Of course, this is where fans and critics divide. Many will think there really is nothing to get, and that Lynch's subconscious revealed nothing but a disjointed mess that, at best, links only in a metaphoric way. The problem is indeed that Lynch does, in embarking on producing a film in such a way, ask the audience to trust his subconscious, along with him. It's a big ask, when the film is so complex. Trusting Mulholland Drive was much easier. But, I remind some of you, that however abstract Mulholland Drive seemed upon first viewing, in the end, it could be perfectly pieced together. There's actually nothing abstract about Mulholland Drive; it's just a very complex rubik's cube of a movie, requiring the piecing together of cryptic clues - something that is simply impossible for the human mind, from a single viewing (it took me a few, until I really snapped it all into place, I must admit).
 
Still, the clues were there - as they are in Inland Empire. The watch, the different states of the scribble on the doorway to the mysterious building (you'll understand these references, when you see it - they should be followed closely, if you're going to crack the puzzle) - I think these are clues to arranging the chronology; the same way that Mulholland Drive relied on such techniques, in order to chronologically arrange it and work out what the hell you'd just seen. Inland Empire is just so much more dense - it has so many more pieces, and they are scattered, and jump from one to another, so quickly. And, instead of a split identity, there's now three, or possibly even four. It's not an easy game, this one!

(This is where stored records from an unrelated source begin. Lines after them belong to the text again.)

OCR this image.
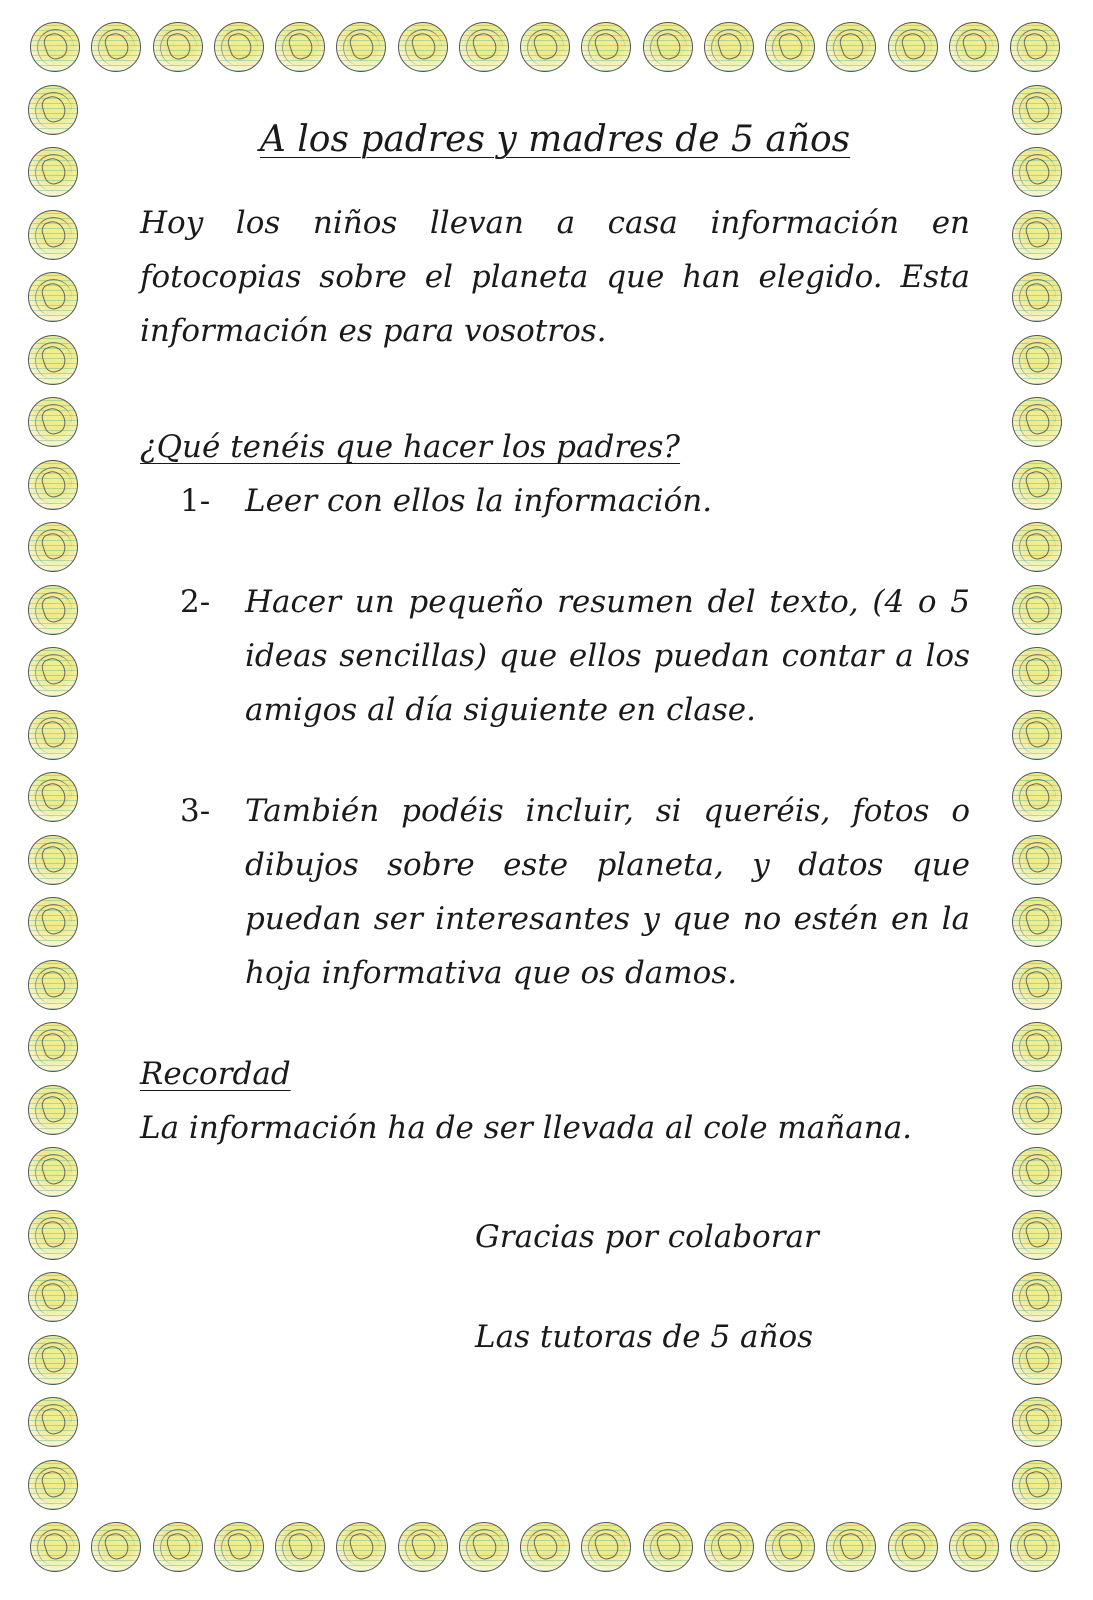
A los padres y madres de 5 años

Hoy los niños llevan a casa información en fotocopias sobre el planeta que han elegido. Esta información es para vosotros.

¿Qué tenéis que hacer los padres?

1-	Leer con ellos la información.
2-	Hacer un pequeño resumen del texto, (4 o 5 ideas sencillas) que ellos puedan contar a los amigos al día siguiente en clase.
3-	También podéis incluir, si queréis, fotos o dibujos sobre este planeta, y datos que puedan ser interesantes y que no estén en la hoja informativa que os damos.

Recordad

La información ha de ser llevada al cole mañana.

Gracias por colaborar

Las tutoras de 5 años
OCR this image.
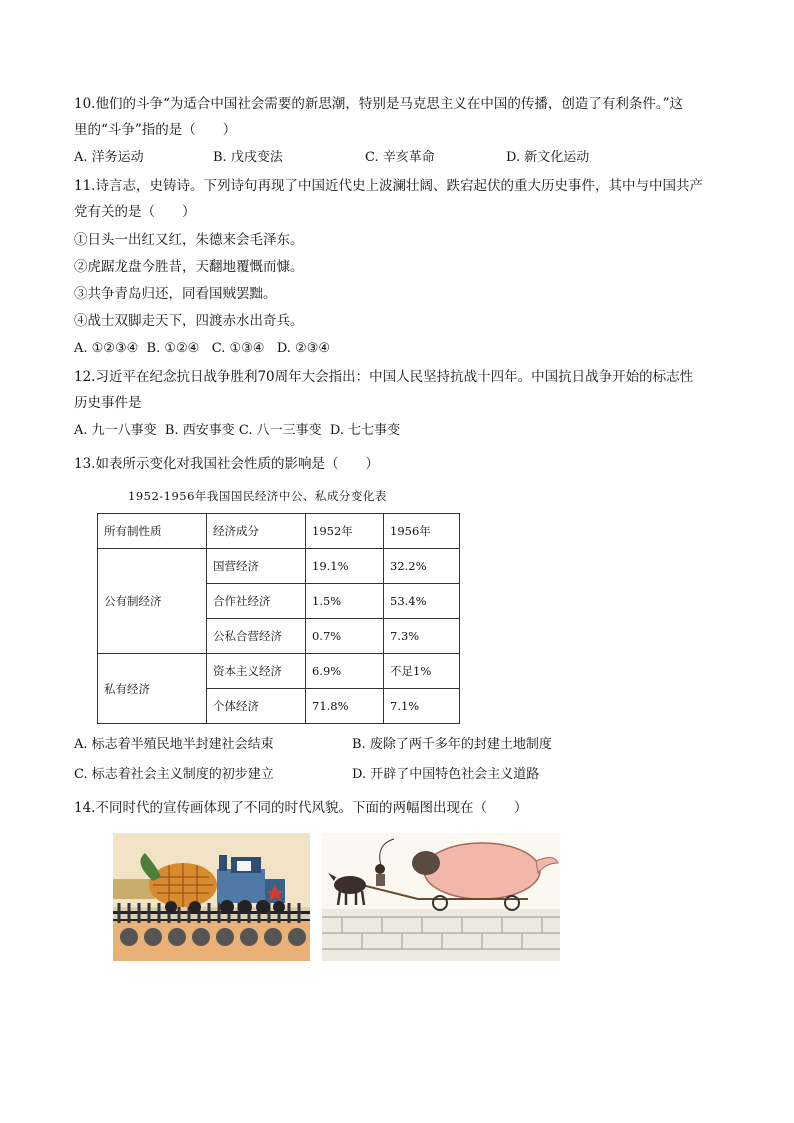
10.他们的斗争“为适合中国社会需要的新思潮，特别是马克思主义在中国的传播，创造了有利条件。”这
里的“斗争”指的是（　　）
A. 洋务运动	B. 戊戌变法	C. 辛亥革命	D. 新文化运动
11.诗言志，史铸诗。下列诗句再现了中国近代史上波澜壮阔、跌宕起伏的重大历史事件，其中与中国共产
党有关的是（　　）
①日头一出红又红，朱德来会毛泽东。
②虎踞龙盘今胜昔，天翻地覆慨而慷。
③共争青岛归还，同看国贼罢黜。
④战士双脚走天下，四渡赤水出奇兵。
A. ①②③④  B. ①②④   C. ①③④   D. ②③④
12.习近平在纪念抗日战争胜利70周年大会指出：中国人民坚持抗战十四年。中国抗日战争开始的标志性
历史事件是
A. 九一八事变  B. 西安事变 C. 八一三事变  D. 七七事变
13.如表所示变化对我国社会性质的影响是（　　）
1952-1956年我国国民经济中公、私成分变化表
所有制性质	经济成分	1952年	1956年
公有制经济	国营经济	19.1%	32.2%
	合作社经济	1.5%	53.4%
	公私合营经济	0.7%	7.3%
私有经济	资本主义经济	6.9%	不足1%
	个体经济	71.8%	7.1%
A. 标志着半殖民地半封建社会结束	B. 废除了两千多年的封建土地制度
C. 标志着社会主义制度的初步建立	D. 开辟了中国特色社会主义道路
14.不同时代的宣传画体现了不同的时代风貌。下面的两幅图出现在（　　）
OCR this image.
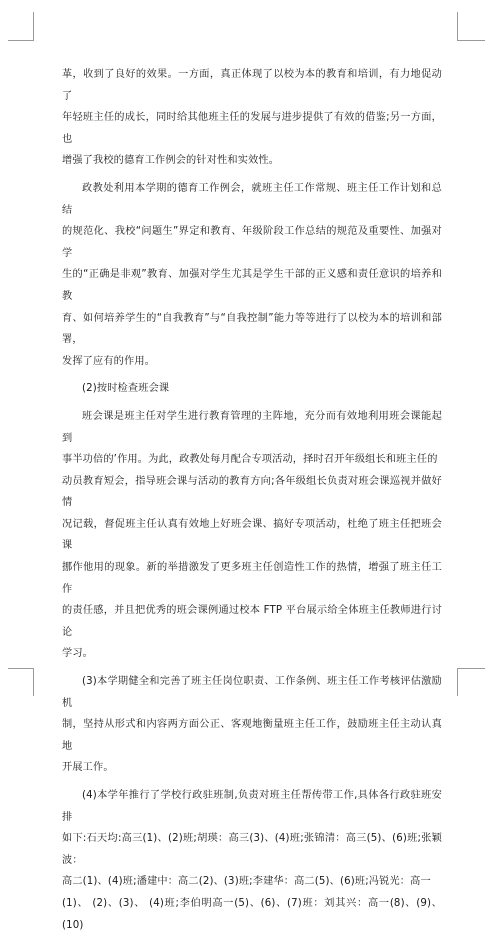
革，收到了良好的效果。一方面，真正体现了以校为本的教育和培训，有力地促动了

年轻班主任的成长，同时给其他班主任的发展与进步提供了有效的借鉴;另一方面，也

增强了我校的德育工作例会的针对性和实效性。

政教处利用本学期的德育工作例会，就班主任工作常规、班主任工作计划和总结

的规范化、我校“问题生”界定和教育、年级阶段工作总结的规范及重要性、加强对学

生的“正确是非观”教育、加强对学生尤其是学生干部的正义感和责任意识的培养和教

育、如何培养学生的“自我教育”与“自我控制”能力等等进行了以校为本的培训和部署，

发挥了应有的作用。

(2)按时检查班会课

班会课是班主任对学生进行教育管理的主阵地，充分而有效地利用班会课能起到

事半功倍的’作用。为此，政教处每月配合专项活动，择时召开年级组长和班主任的

动员教育短会，指导班会课与活动的教育方向;各年级组长负责对班会课巡视并做好情

况记载，督促班主任认真有效地上好班会课、搞好专项活动，杜绝了班主任把班会课

挪作他用的现象。新的举措激发了更多班主任创造性工作的热情，增强了班主任工作

的责任感，并且把优秀的班会课例通过校本 FTP 平台展示给全体班主任教师进行讨论

学习。

(3)本学期健全和完善了班主任岗位职责、工作条例、班主任工作考核评估激励机

制，坚持从形式和内容两方面公正、客观地衡量班主任工作，鼓励班主任主动认真地

开展工作。

(4)本学年推行了学校行政驻班制,负责对班主任帮传带工作,具体各行政驻班安排

如下:石天均:高三(1)、(2)班;胡瑛：高三(3)、(4)班;张锦清：高三(5)、(6)班;张颖波：

高二(1)、(4)班;潘建中：高二(2)、(3)班;李建华：高二(5)、(6)班;冯锐光：高一

(1)、 (2)、(3)、 (4)班;李伯明高一(5)、(6)、(7)班：刘其兴：高一(8)、(9)、(10)
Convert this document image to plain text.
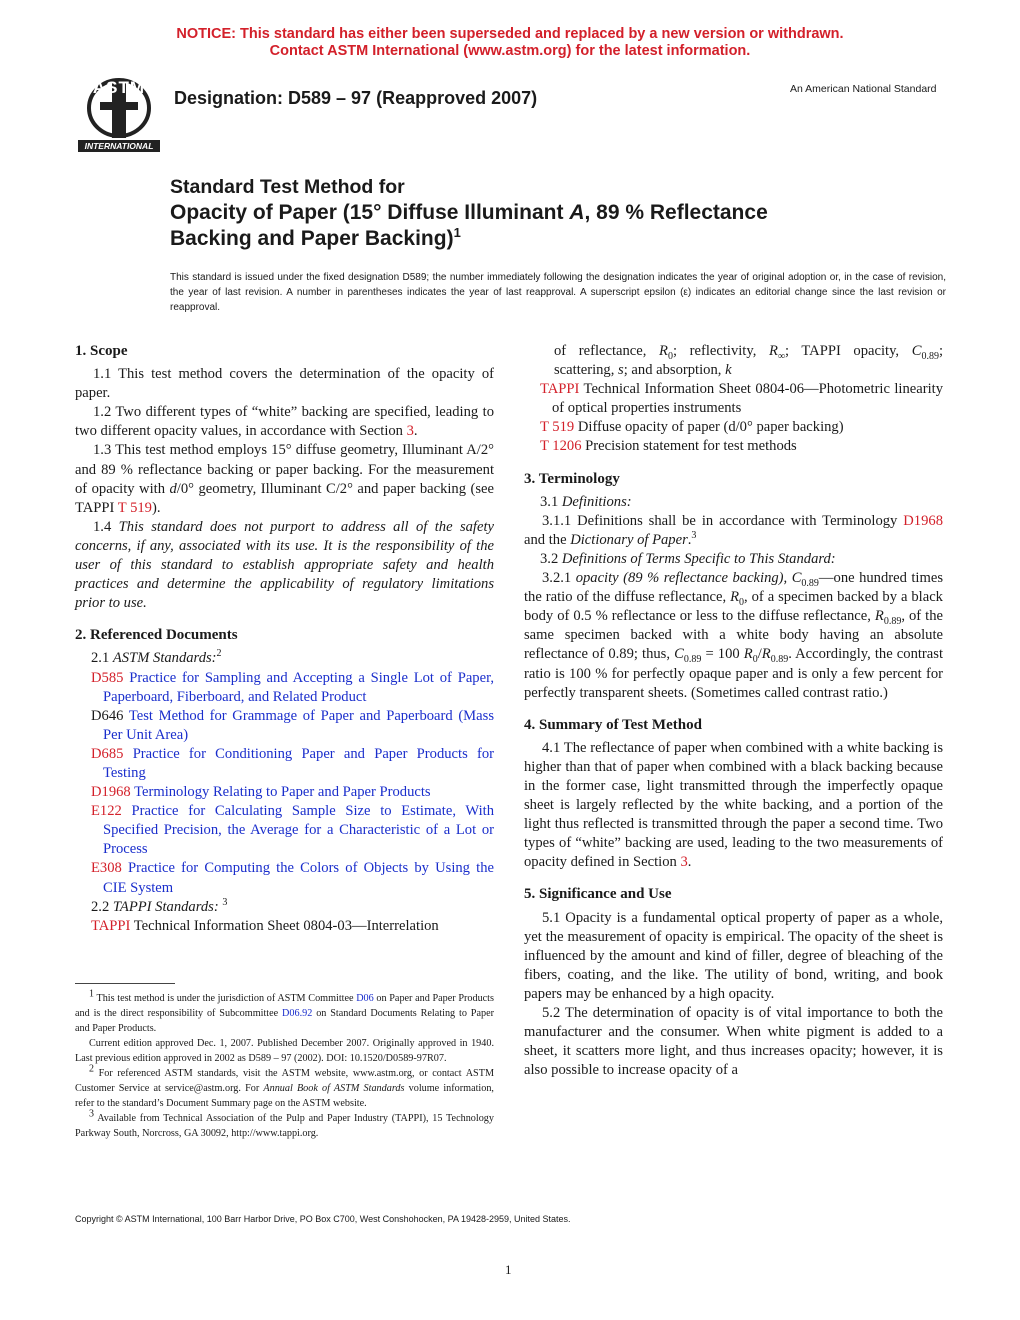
NOTICE: This standard has either been superseded and replaced by a new version or withdrawn.
Contact ASTM International (www.astm.org) for the latest information.
ASTM
INTERNATIONAL
Designation: D589 – 97 (Reapproved 2007)	An American National Standard
Standard Test Method for
Opacity of Paper (15° Diffuse Illuminant A, 89 % Reflectance
Backing and Paper Backing)$^1$
This standard is issued under the fixed designation D589; the number immediately following the designation indicates the year of original adoption or, in the case of revision, the year of last revision. A number in parentheses indicates the year of last reapproval. A superscript epsilon (ε) indicates an editorial change since the last revision or reapproval.
1. Scope

1.1 This test method covers the determination of the opacity of paper.

1.2 Two different types of “white” backing are specified, leading to two different opacity values, in accordance with Section 3.

1.3 This test method employs 15° diffuse geometry, Illuminant A/2° and 89 % reflectance backing or paper backing. For the measurement of opacity with d/0° geometry, Illuminant C/2° and paper backing (see TAPPI T 519).

1.4 This standard does not purport to address all of the safety concerns, if any, associated with its use. It is the responsibility of the user of this standard to establish appropriate safety and health practices and determine the applicability of regulatory limitations prior to use.

2. Referenced Documents

2.1 ASTM Standards:$^2$

D585 Practice for Sampling and Accepting a Single Lot of Paper, Paperboard, Fiberboard, and Related Product

D646 Test Method for Grammage of Paper and Paperboard (Mass Per Unit Area)

D685 Practice for Conditioning Paper and Paper Products for Testing

D1968 Terminology Relating to Paper and Paper Products

E122 Practice for Calculating Sample Size to Estimate, With Specified Precision, the Average for a Characteristic of a Lot or Process

E308 Practice for Computing the Colors of Objects by Using the CIE System

2.2 TAPPI Standards: $^3$

TAPPI Technical Information Sheet 0804-03—Interrelation

of reflectance, $R_0$; reflectivity, $R_\infty$; TAPPI opacity, $C_{0.89}$; scattering, s; and absorption, k

TAPPI Technical Information Sheet 0804-06—Photometric linearity of optical properties instruments

T 519 Diffuse opacity of paper (d/0° paper backing)

T 1206 Precision statement for test methods

3. Terminology

3.1 Definitions:

3.1.1 Definitions shall be in accordance with Terminology D1968 and the Dictionary of Paper.$^3$

3.2 Definitions of Terms Specific to This Standard:

3.2.1 opacity (89 % reflectance backing), $C_{0.89}—one$ hundred times the ratio of the diffuse reflectance, $R_0$, of a specimen backed by a black body of 0.5 % reflectance or less to the diffuse reflectance, $R_{0.89}$, of the same specimen backed with a white body having an absolute reflectance of 0.89; thus, $C_{0.89} = 100$ $R_0/R_{0.89}$. Accordingly, the contrast ratio is 100 % for perfectly opaque paper and is only a few percent for perfectly transparent sheets. (Sometimes called contrast ratio.)

4. Summary of Test Method

4.1 The reflectance of paper when combined with a white backing is higher than that of paper when combined with a black backing because in the former case, light transmitted through the imperfectly opaque sheet is largely reflected by the white backing, and a portion of the light thus reflected is transmitted through the paper a second time. Two types of “white” backing are used, leading to the two measurements of opacity defined in Section 3.

5. Significance and Use

5.1 Opacity is a fundamental optical property of paper as a whole, yet the measurement of opacity is empirical. The opacity of the sheet is influenced by the amount and kind of filler, degree of bleaching of the fibers, coating, and the like. The utility of bond, writing, and book papers may be enhanced by a high opacity.

5.2 The determination of opacity is of vital importance to both the manufacturer and the consumer. When white pigment is added to a sheet, it scatters more light, and thus increases opacity; however, it is also possible to increase opacity of a

$^1$ This test method is under the jurisdiction of ASTM Committee D06 on Paper and Paper Products and is the direct responsibility of Subcommittee D06.92 on Standard Documents Relating to Paper and Paper Products.

Current edition approved Dec. 1, 2007. Published December 2007. Originally approved in 1940. Last previous edition approved in 2002 as D589 – 97 (2002). DOI: 10.1520/D0589-97R07.

$^2$ For referenced ASTM standards, visit the ASTM website, www.astm.org, or contact ASTM Customer Service at service@astm.org. For Annual Book of ASTM Standards volume information, refer to the standard’s Document Summary page on the ASTM website.

$^3$ Available from Technical Association of the Pulp and Paper Industry (TAPPI), 15 Technology Parkway South, Norcross, GA 30092, http://www.tappi.org.

Copyright © ASTM International, 100 Barr Harbor Drive, PO Box C700, West Conshohocken, PA 19428-2959, United States.
1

And, at the end of the day, either you're into playing such a game, or you're not. But I still say there is definitely something to solve. I trust David Lynch; so be it. And even the adoring critics who have a tendency to like Lynch "because" you're not supposed to solve anything or understand it; to them, I say, "bollocks!" Good on them for enjoying something for the sake of the mystery, sure. I think in an era where we require everything so spoon-fed, it's refreshing that there are people who can just enjoy something abstract and without an apparent meaning. And certainly, to some extent, I enjoy the first screening of a Lynch film, in this way - you know you can't walk out of one viewing, with it solved, so you just have to let go and enjoy the mystery. But some people are happy to stop there, I guess - it's enough for them. And I say, that's great! Everyone enjoys Lynch on their own plane, and I think that's terribly cool. But I still say there is something there to solve, if you dare to persist.
 
And persist, I will. I love Lynch's abstract puzzle of the subconscious; but what I really dig, is working it all out. I guess that's life for me, in so many ways, and why I connect to Lynch, so much (more, in fact, than any other artist in the world). I've forever been the hungry, mesmerised detective of the mind - for many who've been reading my work here, perhaps that wouldn't surprise you! Lynch offers a mystery quite like no other, in Inland Empire - and, Goddammit, I'm going to crack it!
 
Inland Empire is released on DVD in America, on August 17th, which, sadly, will probably be quicker than it is released, here, for a proper commercial run. I've pre-ordered my copy from Amazon, already. I'll come back, probably about fifteen screenings down the track, and I will tell you all about the latest David Lynch film.
 
For now? Fucked, if I know. And God bless Mr Lynch for that.